Permettra-t-on à un non spécialiste de signaler l'intérêt
considérable de ce «petit grand» livre d'Antoine Vergote? Nous ne
sommes pas en mesure d'évaluer cliniquement l'hypothèse (qui
s'avère au fil de la lecture comme sérieusement fondée
psychanalytiquement) qui postule l'origine très précoce de cet
effondrement souterrain à cet autre «moment» de crise du sujet
qu'est l'«éblouissement» de l'adolescence. Origine enfouie donc,
non seulement pré-oedipienne, mais encore échec précoce de ce
travail d'obscure mémoire, où les premières perceptions, les
premières idéations se réfèrent habituellement à la «réalité» de
l'environnement physique et de son écologie, à la bonté prévisible
ou non de l'espace affectif encore indifférencié - captivé qu'il
est encore par la mère seule - bref, référé à un «monde» extérieur
et suffisamment bienveillant. Cette précocité de la «schize» se
vérifie en tous cas dans l'absence dramatique d'un «ego», ou plutôt
de son clivage, qui rend le travail d'analyse extrêmement long et
psychiquement onéreux - l'absence du «moi» (au sens psychanalytique
du terme) empêchant les diverses relations humanisantes de se
former. Le verbatim de ces analyses (et on ne peut qu'admirer la
retenue et l'ascèse de l'écoute ici convoquée), de leurs avancées
et de leurs reculs permet alors à notre auteur de rendre compte de
ce combat où l'analysant et l'analyste sont engagés dans une sorte
d'instauration, pratiquement ab ovo des grandes dimensions
anthropologiques struc-turantes de l'existence heureuse d'un «je»

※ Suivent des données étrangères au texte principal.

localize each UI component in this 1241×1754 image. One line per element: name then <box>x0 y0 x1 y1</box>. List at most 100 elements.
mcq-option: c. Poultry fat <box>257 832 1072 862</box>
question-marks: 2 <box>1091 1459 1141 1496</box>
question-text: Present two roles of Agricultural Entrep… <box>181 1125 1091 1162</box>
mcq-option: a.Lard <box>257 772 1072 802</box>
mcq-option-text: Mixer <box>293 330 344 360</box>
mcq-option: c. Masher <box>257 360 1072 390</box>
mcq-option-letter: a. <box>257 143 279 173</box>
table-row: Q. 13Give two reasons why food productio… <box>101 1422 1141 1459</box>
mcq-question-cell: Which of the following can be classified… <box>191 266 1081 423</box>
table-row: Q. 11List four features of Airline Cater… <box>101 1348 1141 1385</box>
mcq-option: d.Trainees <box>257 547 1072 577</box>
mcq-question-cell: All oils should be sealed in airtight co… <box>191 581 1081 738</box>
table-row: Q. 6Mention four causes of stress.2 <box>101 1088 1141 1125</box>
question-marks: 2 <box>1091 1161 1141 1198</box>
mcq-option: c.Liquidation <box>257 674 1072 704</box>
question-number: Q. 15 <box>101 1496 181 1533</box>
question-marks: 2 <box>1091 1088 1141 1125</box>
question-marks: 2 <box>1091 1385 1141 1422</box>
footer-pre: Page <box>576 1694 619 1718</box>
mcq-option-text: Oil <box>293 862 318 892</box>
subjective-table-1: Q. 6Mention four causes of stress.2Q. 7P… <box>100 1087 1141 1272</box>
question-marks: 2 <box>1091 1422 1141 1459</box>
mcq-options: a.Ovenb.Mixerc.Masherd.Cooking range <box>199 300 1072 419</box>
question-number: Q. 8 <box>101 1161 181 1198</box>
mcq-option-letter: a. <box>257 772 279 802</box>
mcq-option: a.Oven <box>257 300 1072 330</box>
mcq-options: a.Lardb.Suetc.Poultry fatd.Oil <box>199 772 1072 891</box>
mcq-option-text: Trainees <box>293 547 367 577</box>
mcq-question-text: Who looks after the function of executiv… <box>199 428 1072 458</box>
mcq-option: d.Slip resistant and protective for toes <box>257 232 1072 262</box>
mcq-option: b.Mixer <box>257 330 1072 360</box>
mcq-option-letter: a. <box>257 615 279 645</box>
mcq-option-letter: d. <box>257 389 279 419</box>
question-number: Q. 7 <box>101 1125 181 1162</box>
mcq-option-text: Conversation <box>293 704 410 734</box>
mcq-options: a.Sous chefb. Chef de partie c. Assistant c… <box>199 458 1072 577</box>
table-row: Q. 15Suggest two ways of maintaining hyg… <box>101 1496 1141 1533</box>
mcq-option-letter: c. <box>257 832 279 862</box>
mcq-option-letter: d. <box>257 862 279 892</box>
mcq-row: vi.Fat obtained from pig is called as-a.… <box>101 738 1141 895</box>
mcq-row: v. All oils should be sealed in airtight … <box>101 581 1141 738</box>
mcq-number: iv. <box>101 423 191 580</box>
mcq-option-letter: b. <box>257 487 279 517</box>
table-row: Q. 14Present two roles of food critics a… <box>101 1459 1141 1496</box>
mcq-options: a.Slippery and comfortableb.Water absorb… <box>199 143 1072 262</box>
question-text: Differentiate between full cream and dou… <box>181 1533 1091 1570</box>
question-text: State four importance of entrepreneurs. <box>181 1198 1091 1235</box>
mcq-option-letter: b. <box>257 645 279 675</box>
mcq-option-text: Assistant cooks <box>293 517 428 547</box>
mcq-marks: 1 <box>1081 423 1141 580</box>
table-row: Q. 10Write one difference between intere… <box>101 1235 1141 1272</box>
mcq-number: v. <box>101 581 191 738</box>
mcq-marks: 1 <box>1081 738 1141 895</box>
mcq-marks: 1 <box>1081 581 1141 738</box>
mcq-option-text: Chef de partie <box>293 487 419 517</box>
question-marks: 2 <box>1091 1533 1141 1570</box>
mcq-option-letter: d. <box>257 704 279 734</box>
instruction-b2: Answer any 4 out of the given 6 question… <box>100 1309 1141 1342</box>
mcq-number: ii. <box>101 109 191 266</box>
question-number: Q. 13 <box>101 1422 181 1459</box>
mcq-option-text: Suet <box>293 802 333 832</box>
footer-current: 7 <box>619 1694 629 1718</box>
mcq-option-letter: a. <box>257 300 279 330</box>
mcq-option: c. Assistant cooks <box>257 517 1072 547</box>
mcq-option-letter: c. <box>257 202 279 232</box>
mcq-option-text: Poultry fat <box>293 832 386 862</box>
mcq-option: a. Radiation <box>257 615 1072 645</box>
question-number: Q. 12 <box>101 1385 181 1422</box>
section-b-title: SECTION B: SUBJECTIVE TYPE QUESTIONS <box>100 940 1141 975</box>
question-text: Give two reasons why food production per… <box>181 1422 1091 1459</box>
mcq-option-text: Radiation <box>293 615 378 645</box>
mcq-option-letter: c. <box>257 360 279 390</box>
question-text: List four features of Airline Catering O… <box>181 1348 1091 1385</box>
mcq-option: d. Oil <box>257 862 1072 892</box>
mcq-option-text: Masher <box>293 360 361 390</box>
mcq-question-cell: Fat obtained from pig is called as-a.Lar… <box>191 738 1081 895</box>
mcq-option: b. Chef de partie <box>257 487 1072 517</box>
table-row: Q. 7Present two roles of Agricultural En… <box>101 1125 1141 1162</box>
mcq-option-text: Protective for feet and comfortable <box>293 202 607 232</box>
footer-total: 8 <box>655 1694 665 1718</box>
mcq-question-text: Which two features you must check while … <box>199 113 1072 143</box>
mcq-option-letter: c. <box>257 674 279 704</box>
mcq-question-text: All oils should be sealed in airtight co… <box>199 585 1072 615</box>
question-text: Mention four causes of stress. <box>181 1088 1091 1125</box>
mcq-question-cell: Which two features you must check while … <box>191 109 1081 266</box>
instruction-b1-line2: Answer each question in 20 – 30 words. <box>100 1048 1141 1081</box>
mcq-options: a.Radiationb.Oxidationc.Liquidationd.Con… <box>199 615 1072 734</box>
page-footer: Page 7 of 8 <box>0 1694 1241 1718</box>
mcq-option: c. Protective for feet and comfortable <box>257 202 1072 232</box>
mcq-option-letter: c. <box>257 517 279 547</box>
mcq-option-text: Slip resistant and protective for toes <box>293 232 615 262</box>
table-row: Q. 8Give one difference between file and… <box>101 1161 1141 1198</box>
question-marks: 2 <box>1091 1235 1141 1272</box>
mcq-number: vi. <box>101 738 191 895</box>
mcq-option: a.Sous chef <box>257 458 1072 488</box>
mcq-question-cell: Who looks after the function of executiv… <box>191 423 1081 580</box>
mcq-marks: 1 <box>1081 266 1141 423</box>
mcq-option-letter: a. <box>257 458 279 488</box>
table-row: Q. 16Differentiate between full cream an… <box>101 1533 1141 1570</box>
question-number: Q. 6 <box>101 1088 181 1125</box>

qui progressivement oeuvre à «se chercher en s'exprimant», «se
reconnaître comme personne» en renonçant à «être tout ou rien». Il
faudra, pour cela, «identifier la temporalité», «revenir à l'ego
énigmatique», «devenir disponible pour les expériences affectives»,
«consentir à la temporalité de l'existence», enfin «entrer dans
l'histoire personnelle et relationnelle de l'existence limitée».
Cela, au terme heureux de cette «entre-prise», demandera encore une
élaboration prudente de la rationalté philosophique,
anthropologique, articulant le corps, l'affect et l'ego enfin
apprivoisés et réconciliés. C'est ici aussi que le lecteur sans
expertise autre que sa propre expérience d'humanité trouvera la
récompense de sa lecture, qui n'est pas sans peine, et jouira par
surcroît d'une confiance renouvelée en sa propre aventure. - J.